The same dashboard drives every embed you have, so the TV behind the counter and the currency rate board on your website always show the same numbers. One place to edit, no whiteboard that disagrees with your homepage, no one phoning the shop to ask what today’s rate is.

The honest limitations

This setup has real limits, and it’s better to know them upfront. It needs a browser running on the screen: if your TV is an older model without one and you have no spare computer, plan on spending $30–50 on a streaming stick that has a browser — that’s the entire hardware budget. It needs an internet connection, because the board is a live webpage; there’s no offline mode. And it’s software on a general-purpose screen, not sealed signage hardware — if someone switches the TV input or closes the browser, the rates disappear until the page is reopened, which is why the homepage trick in step 5 matters.
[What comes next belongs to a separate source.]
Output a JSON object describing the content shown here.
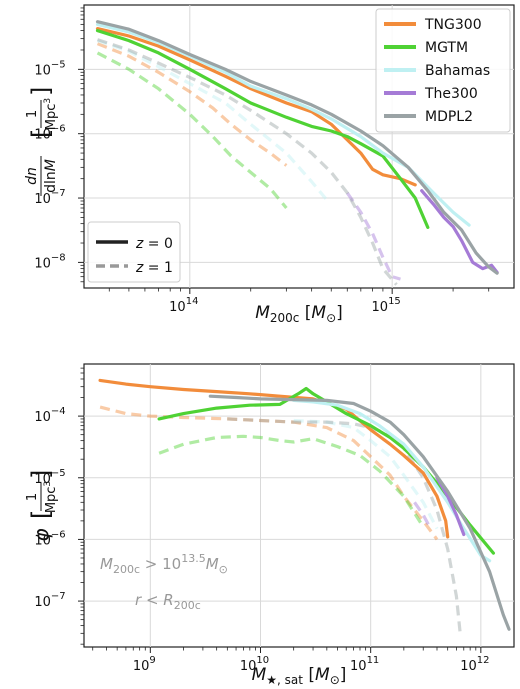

If you want a dedicated, purpose-built unit with none of those caveats, that’s what LED currency boards are — typically several hundred to a few thousand dollars, plus installation. We’ve written an honest digital rate board vs LED display comparison if you’re weighing the two. For most single-location exchange offices, the TV already on the wall does the job.

That’s the whole project: rates in a dashboard, a widget on a blank page, that page fullscreen on your TV. About 15 minutes, most of it spent typing in your currency list — and tomorrow morning, updating the board will take less time than finding the whiteboard marker ever did.